SPD-Fraktionschef Miersch erwägt zusätzliche Schuldenaufnahme wegen Irankrise
Osnabrück (ots)
Angesichts der anhaltenden Krise im Iran hat Matthias Miersch, Vorsitzender der SPD-Fraktion, die Möglichkeit einer weiteren Kreditaufnahme ins Gespräch gebracht. Im Interview mit der „Neuen Osnabrücker Zeitung“ (Samstagsausgabe) betonte er, dass der Staat die Verantwortung trage, einen wirtschaftlichen Zusammenbruch zu verhindern. „Ich möchte keine Panik schüren, doch im schlimmsten Fall müssen alle Optionen geprüft werden“, erklärte Miersch. Dazu zähle auch die Ausrufung einer Haushaltsnotlage mit einem entsprechenden Überschreitungsbeschluss und gegebenenfalls die Aufnahme neuer Schulden.
Konflikt um Überschreitungsbeschluss belastet Ampelkoalition
Der Streit um einen solchen Überschreitungsbeschluss war zuletzt ein wesentlicher Grund für Spannungen innerhalb der Ampelregierung. Unionsfraktionschef Jens Spahn hatte mehrfach vor zusätzlichen Schulden gewarnt und sich gegen eine solche Maßnahme ausgesprochen.
Miersch mahnt zu vorausschauendem Handeln
„Ich plädiere dafür, nach vorne zu blicken“, sagte Miersch im Interview.
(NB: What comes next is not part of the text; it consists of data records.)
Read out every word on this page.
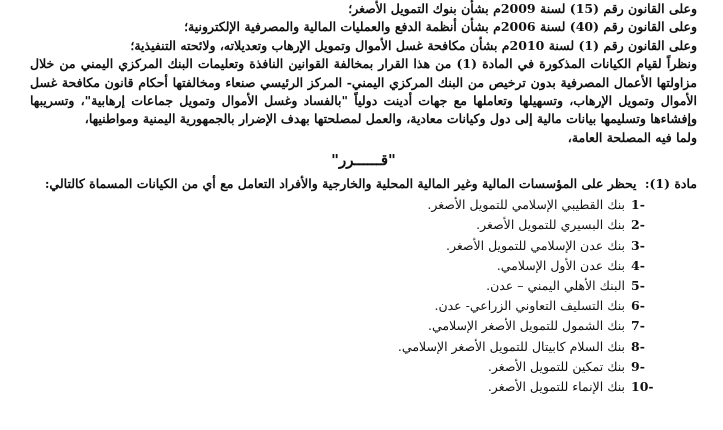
وعلى القانون رقم (15) لسنة 2009م بشأن بنوك التمويل الأصغر؛

وعلى القانون رقم (40) لسنة 2006م بشأن أنظمة الدفع والعمليات المالية والمصرفية الإلكترونية؛

وعلى القانون رقم (1) لسنة 2010م بشأن مكافحة غسل الأموال وتمويل الإرهاب وتعديلاته، ولائحته التنفيذية؛

ونظراً لقيام الكيانات المذكورة في المادة (1) من هذا القرار بمخالفة القوانين النافذة وتعليمات البنك المركزي اليمني من خلال مزاولتها الأعمال المصرفية بدون ترخيص من البنك المركزي اليمني- المركز الرئيسي صنعاء ومخالفتها أحكام قانون مكافحة غسل الأموال وتمويل الإرهاب، وتسهيلها وتعاملها مع جهات أدينت دولياً "بالفساد وغسل الأموال وتمويل جماعات إرهابية"، وتسريبها وإفشاءها وتسليمها بيانات مالية إلى دول وكيانات معادية، والعمل لمصلحتها بهدف الإضرار بالجمهورية اليمنية ومواطنيها،

ولما فيه المصلحة العامة،

"قــــــرر"

مادة (1): يحظر على المؤسسات المالية وغير المالية المحلية والخارجية والأفراد التعامل مع أي من الكيانات المسماة كالتالي:

1 -
بنك القطيبي الإسلامي للتمويل الأصغر.
2 -
بنك البسيري للتمويل الأصغر.
3 -
بنك عدن الإسلامي للتمويل الأصغر.
4 -
بنك عدن الأول الإسلامي.
5 -
البنك الأهلي اليمني – عدن.
6 -
بنك التسليف التعاوني الزراعي- عدن.
7 -
بنك الشمول للتمويل الأصغر الإسلامي.
8 -
بنك السلام كابيتال للتمويل الأصغر الإسلامي.
9 -
بنك تمكين للتمويل الأصغر.
10 -
بنك الإنماء للتمويل الأصغر.
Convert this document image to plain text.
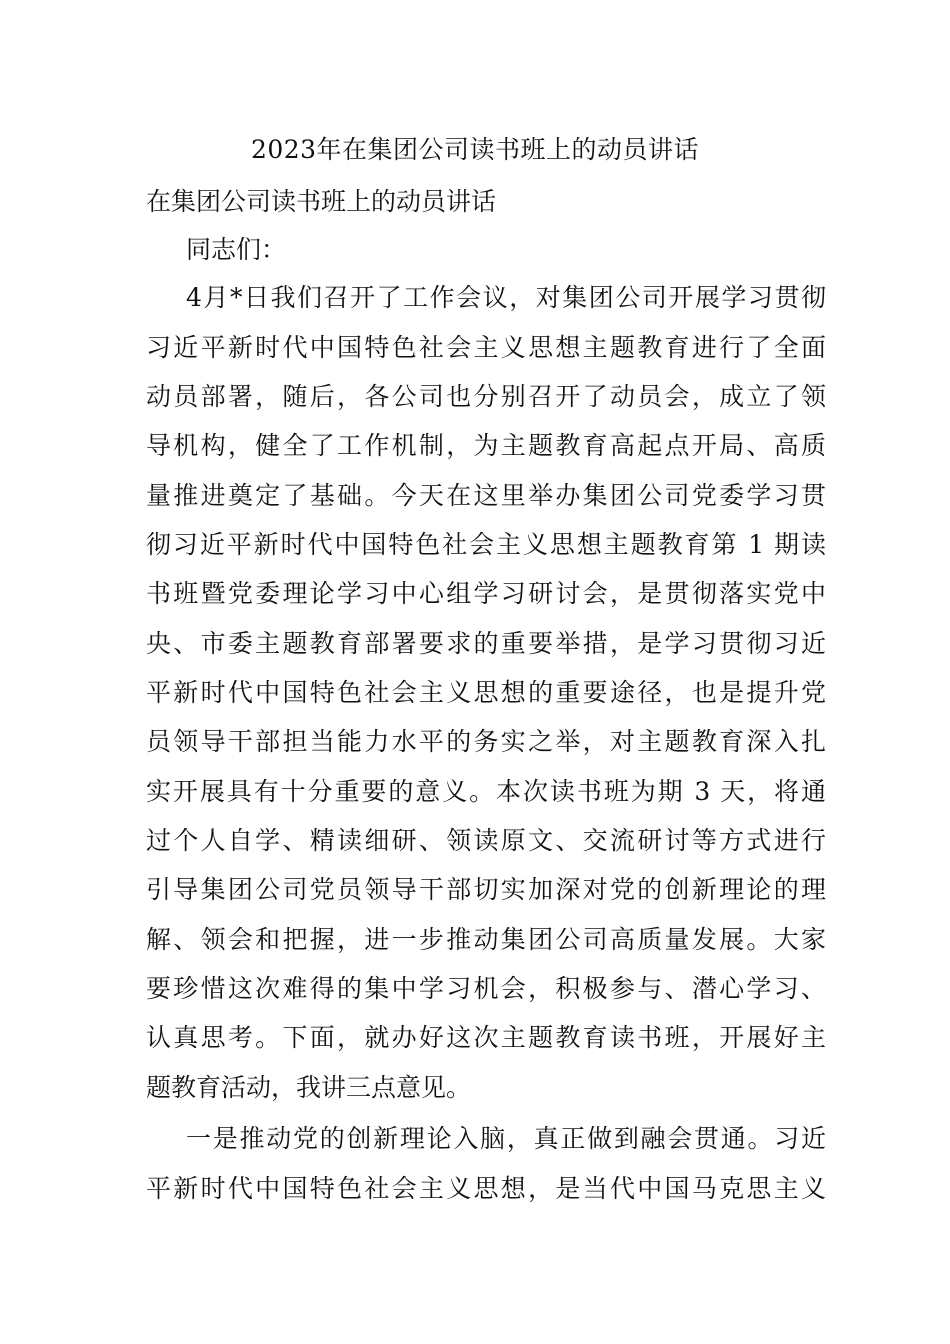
2023年在集团公司读书班上的动员讲话

在集团公司读书班上的动员讲话

同志们：

4月*日我们召开了工作会议，对集团公司开展学习贯彻

习近平新时代中国特色社会主义思想主题教育进行了全面

动员部署，随后，各公司也分别召开了动员会，成立了领

导机构，健全了工作机制，为主题教育高起点开局、高质

量推进奠定了基础。今天在这里举办集团公司党委学习贯

彻习近平新时代中国特色社会主义思想主题教育第 1 期读

书班暨党委理论学习中心组学习研讨会，是贯彻落实党中

央、市委主题教育部署要求的重要举措，是学习贯彻习近

平新时代中国特色社会主义思想的重要途径，也是提升党

员领导干部担当能力水平的务实之举，对主题教育深入扎

实开展具有十分重要的意义。本次读书班为期 3 天，将通

过个人自学、精读细研、领读原文、交流研讨等方式进行

引导集团公司党员领导干部切实加深对党的创新理论的理

解、领会和把握，进一步推动集团公司高质量发展。大家

要珍惜这次难得的集中学习机会，积极参与、潜心学习、

认真思考。下面，就办好这次主题教育读书班，开展好主

题教育活动，我讲三点意见。

一是推动党的创新理论入脑，真正做到融会贯通。习近

平新时代中国特色社会主义思想，是当代中国马克思主义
Wer eine solche Vorgehensweise grundsätzlich ablehne und notwendige Vorbereitungen unterlasse, unterschätze offenbar das Ausmaß der möglichen wirtschaftlichen Verwerfungen, die eine anhaltende Irankrise mit sich bringen könne.
Der SPD-Politiker verwies darauf, dass niemand vorhersagen könne, wie sich die politischen Akteure Donald Trump und Benjamin Netanjahu weiterhin verhalten werden. „Eine Blockade der Straße von Hormus würde weitreichende Folgen haben, die über den Ölmarkt hinausgehen“, erläuterte Miersch. Es gehe nicht nur um Kraftstoffpreise, sondern um die Gefahr des Zusammenbruchs ganzer Lieferketten mit erheblichen wirtschaftlichen Konsequenzen.
Appell für gesellschaftlichen Zusammenhalt und gezielte Entlastungen
Vor diesem Hintergrund forderte Miersch, auf eine mögliche Verschärfung der Lage vorbereitet zu sein und den gesellschaftlichen Zusammenhalt zu sichern. Dies könne auch durch weitere Entlastungen erfolgen.
Als eine mögliche Maßnahme nannte er steuerpflichtige Direktzahlungen. Im Gegensatz zum Tankrabatt, der aufgrund der Dringlichkeit breit gestreut wurde, könnten zukünftige Entlastungen gezielter gestaltet werden. „Während der Corona-Pandemie haben wir bereits solche steuerpflichtigen Direktzahlungen eingesetzt. Diese sind sozial ausgewogener, da Besserverdiener einen größeren Teil der Unterstützung über Steuern zurückzahlen müssen“, so Miersch.